Joan Manning, the daughter of a police sergeant, secretly marries Chick Williams, a gangleader who convinces her that he is leading an honest life. Chick attends the theater with Joan and, at the intermission, sneaks away, committing a robbery during which a policeman is killed. Chick is suspected of the crime but is able to use Joan to substantiate his alibi. The police plant Danny McGann, an undercover agent, in Chick's gang; but he is discovered, and Chick murders him. Chick is later cornered by the police in his own home. Before they can arrest him, he flips the light switch, plunging the room into darkness. In the midst of the chaos, Chick escapes to the roof. He attempts to jump off to a nearby building, but stumbles on the landing, thus falling to his death.

==Cast==
- Chester Morris as Chick Williams
- Eleanor Griffith as Joan Manning Williams
- Pat O’Malley as Detective Sgt.
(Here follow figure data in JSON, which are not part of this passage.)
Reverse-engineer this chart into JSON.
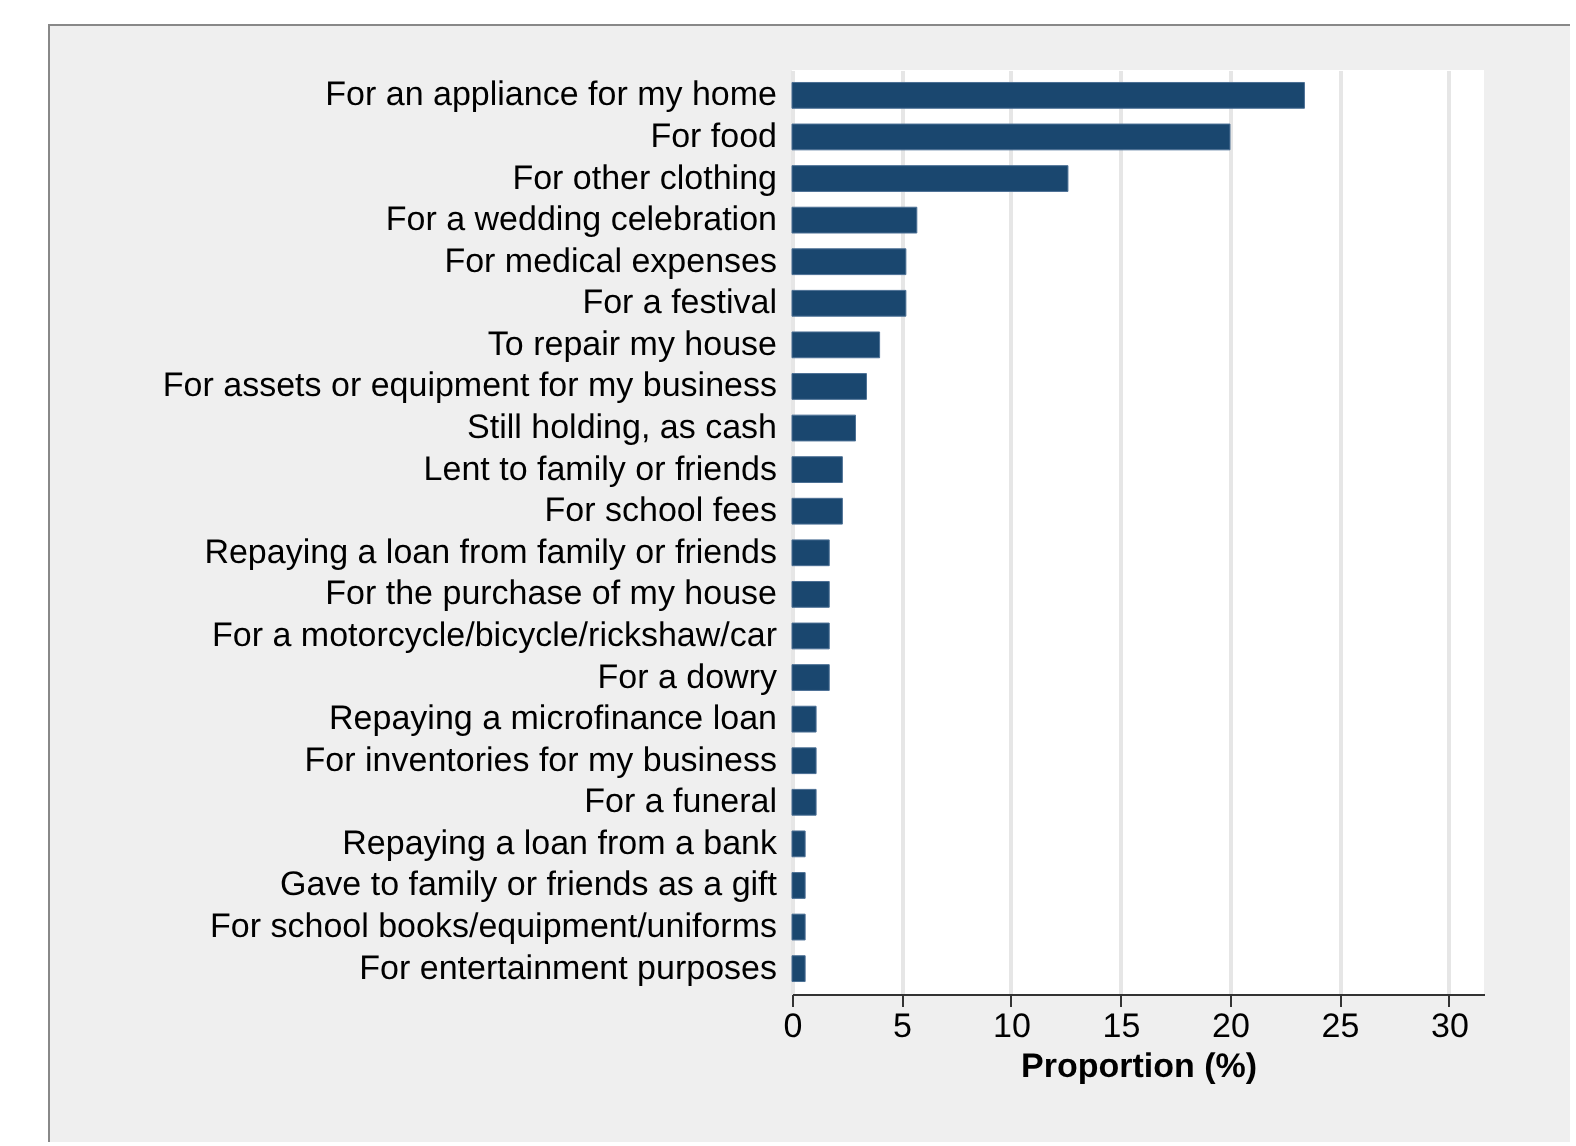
{
  "chart_data": {
    "type": "bar",
    "orientation": "horizontal",
    "xlabel": "Proportion (%)",
    "categories": [
      "For an appliance for my home",
      "For food",
      "For other clothing",
      "For a wedding celebration",
      "For medical expenses",
      "For a festival",
      "To repair my house",
      "For assets or equipment for my business",
      "Still holding, as cash",
      "Lent to family or friends",
      "For school fees",
      "Repaying a loan from family or friends",
      "For the purchase of my house",
      "For a motorcycle/bicycle/rickshaw/car",
      "For a dowry",
      "Repaying a microfinance loan",
      "For inventories for my business",
      "For a funeral",
      "Repaying a loan from a bank",
      "Gave to family or friends as a gift",
      "For school books/equipment/uniforms",
      "For entertainment purposes"
    ],
    "values": [
      23.4,
      20.0,
      12.6,
      5.7,
      5.2,
      5.2,
      4.0,
      3.4,
      2.9,
      2.3,
      2.3,
      1.7,
      1.7,
      1.7,
      1.7,
      1.1,
      1.1,
      1.1,
      0.6,
      0.6,
      0.6,
      0.6
    ],
    "color": "#1a476f",
    "xlim": [
      0,
      31.6
    ],
    "xticks": [
      0,
      5,
      10,
      15,
      20,
      25,
      30
    ],
    "grid": "x"
  }
}
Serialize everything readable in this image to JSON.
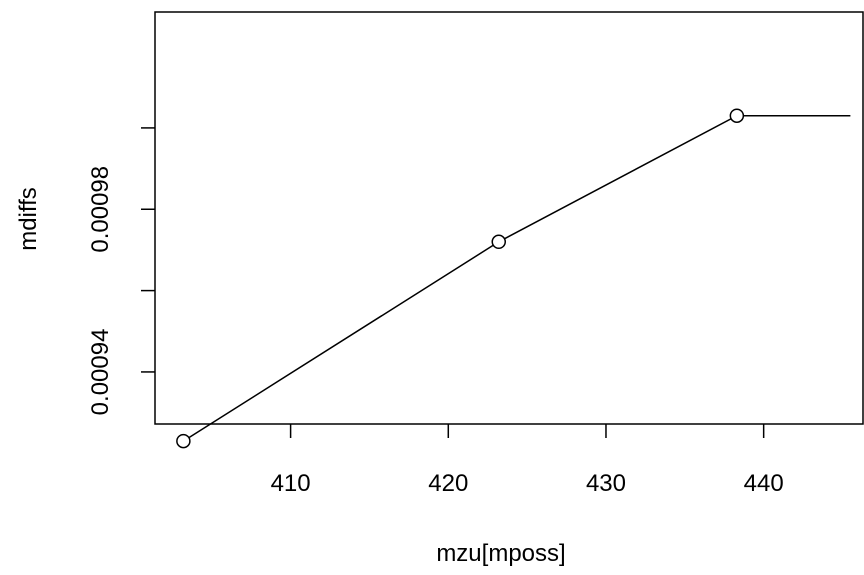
{
  "chart_data": {
    "type": "line",
    "title": "",
    "xlabel": "mzu[mposs]",
    "ylabel": "mdiffs",
    "x_ticks": [
      410,
      420,
      430,
      440
    ],
    "x_tick_labels": [
      "410",
      "420",
      "430",
      "440"
    ],
    "y_ticks": [
      0.00094,
      0.00098
    ],
    "y_tick_labels": [
      "0.00094",
      "0.00098"
    ],
    "y_minor_ticks": [
      0.00096,
      0.001
    ],
    "xlim": [
      401.4,
      446.3
    ],
    "ylim": [
      0.0009272,
      0.0010285
    ],
    "grid": false,
    "series": [
      {
        "points": [
          {
            "x": 403.2,
            "y": 0.000923
          },
          {
            "x": 423.2,
            "y": 0.000972
          },
          {
            "x": 438.3,
            "y": 0.001003
          }
        ],
        "line_extends_to_x": 445.5,
        "line_extends_y": 0.001003,
        "marker": "open-circle",
        "color": "#000000"
      }
    ]
  }
}
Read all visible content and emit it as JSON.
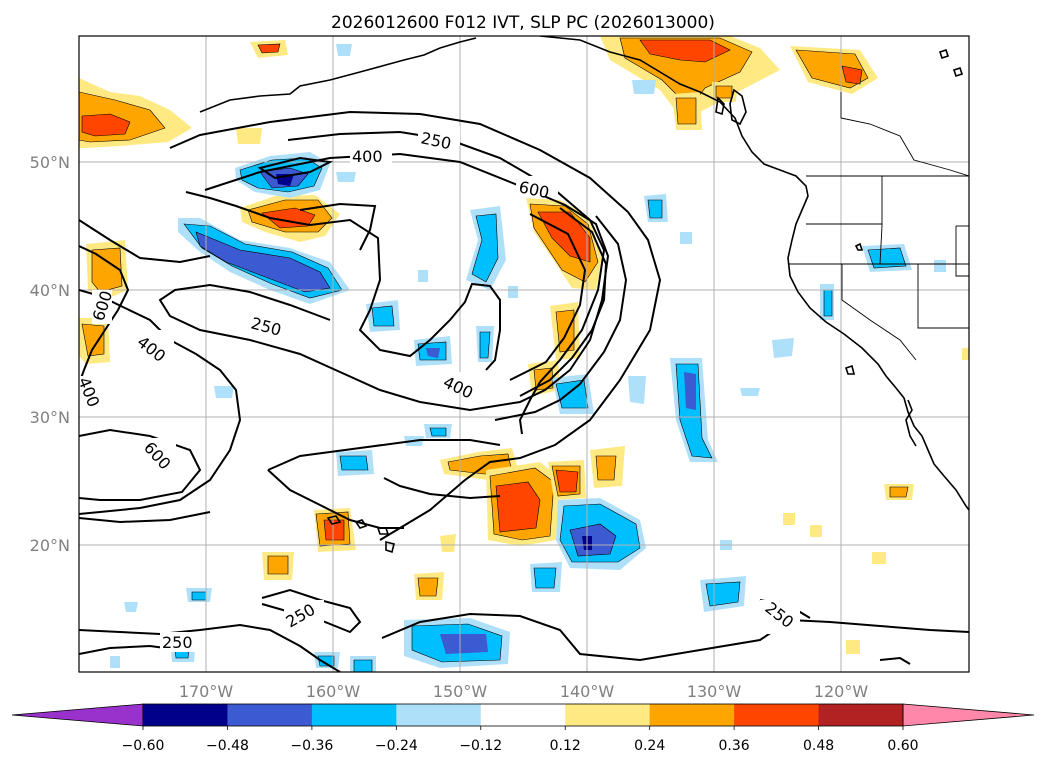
{
  "title": "2026012600 F012 IVT, SLP PC (2026013000)",
  "longitude_labels": [
    "170°W",
    "160°W",
    "150°W",
    "140°W",
    "130°W",
    "120°W"
  ],
  "latitude_labels": [
    "50°N",
    "40°N",
    "30°N",
    "20°N"
  ],
  "colorbar": {
    "tick_labels": [
      "−0.60",
      "−0.48",
      "−0.36",
      "−0.24",
      "−0.12",
      "0.12",
      "0.24",
      "0.36",
      "0.48",
      "0.60"
    ],
    "levels": [
      -0.6,
      -0.48,
      -0.36,
      -0.24,
      -0.12,
      0.12,
      0.24,
      0.36,
      0.48,
      0.6
    ],
    "colors": [
      "#9932cc",
      "#00008b",
      "#3c5ad2",
      "#00bfff",
      "#afe0fa",
      "#ffffff",
      "#ffe983",
      "#ffa500",
      "#ff4500",
      "#b22222",
      "#ff88aa"
    ]
  },
  "contour_labels": {
    "c250_north": "250",
    "c400_north": "400",
    "c600_north": "600",
    "c250_mid": "250",
    "c400_mid": "400",
    "c600_west": "600",
    "c400_west": "400",
    "c400_west2": "400",
    "c600_southwest": "600",
    "c250_south": "250",
    "c250_southwest": "250",
    "c250_southeast": "250"
  }
}
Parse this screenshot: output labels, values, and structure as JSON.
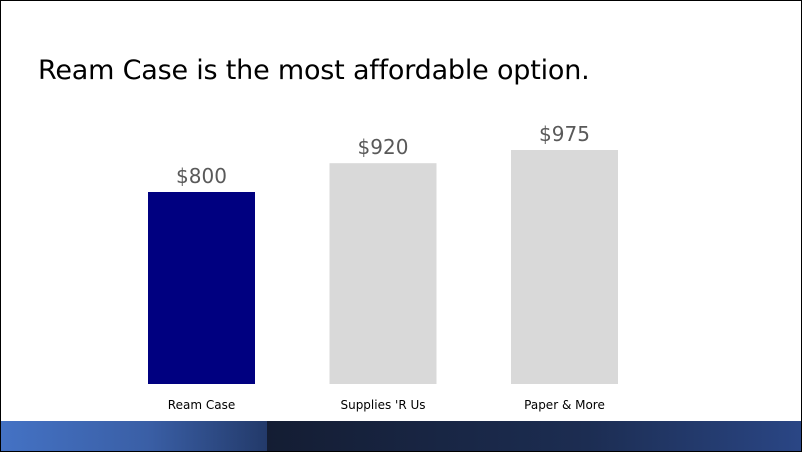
{
  "slide": {
    "title": "Ream Case is the most affordable option.",
    "colors": {
      "highlight_bar": "#000080",
      "other_bars": "#d9d9d9",
      "value_label": "#595959",
      "footer_left": "#4472c4",
      "footer_right": "#1c2d52"
    }
  },
  "chart_data": {
    "type": "bar",
    "categories": [
      "Ream Case",
      "Supplies 'R Us",
      "Paper & More"
    ],
    "values": [
      800,
      920,
      975
    ],
    "value_labels": [
      "$800",
      "$920",
      "$975"
    ],
    "highlight_index": 0,
    "title": "",
    "xlabel": "",
    "ylabel": "",
    "ylim": [
      0,
      1000
    ],
    "grid": false,
    "legend": "none"
  }
}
Tommy Glennon
- Purnell Pratt as Police Sgt. Pete Manning
- Regis Toomey as Danny McGann/Billy Morgan
- Mae Busch as Daisy Thomas
- Harry Stubbs as Buck Bachman
- Irma Harrison as Toots
- Elmer Ballard as Soft Malone, cab driver (uncredited)
- James Bradbury Jr. as Blake, a crook (uncredited)
- Ed Brady as George Stanislaus David (uncredited)
- Kernan Cripps as Trask, the plainclothesman (uncredited)
- Virginia *Flohri as the singer in the theater (uncredited)
- Al Hill as Brown, a crook (uncredited)
- DeWitt Jennings as Officer O'Brien (uncredited)

==Reception==
The film was nominated for three Academy Awards, including for Best Picture (Roland West), Best Actor in a Leading Role (Chester Morris) and Best Art Direction (William Cameron Menzies).Time praised it as "more credible than most crook pictures," and The New York Times said it was "by far the best of the gangster films, and the fact that it is equipped with dialogue makes it all the more stirring." In a retrospective review, Bruce G. Hallenbeck said the film was "creaky by today's standards...[but] still fun to watch."

==Censorship==
When Alibi was released in the United States, many states and cities in the United States had censor boards that could require cuts or other eliminations before the film could be shown. The Chicago Board of Censors banned the film, citing it for "immorality, criminality, and depravity." United Artists appealed the ban to circuit court, where the Board explained that the film had been banned because it ridiculed the police. After watching the film, Judge Harry Fisher, stating that "censorship is a form of tyranny at best, and abhorrent to ideals of the American people," issued an injunction allowing the film to be shown in an U.A. theater.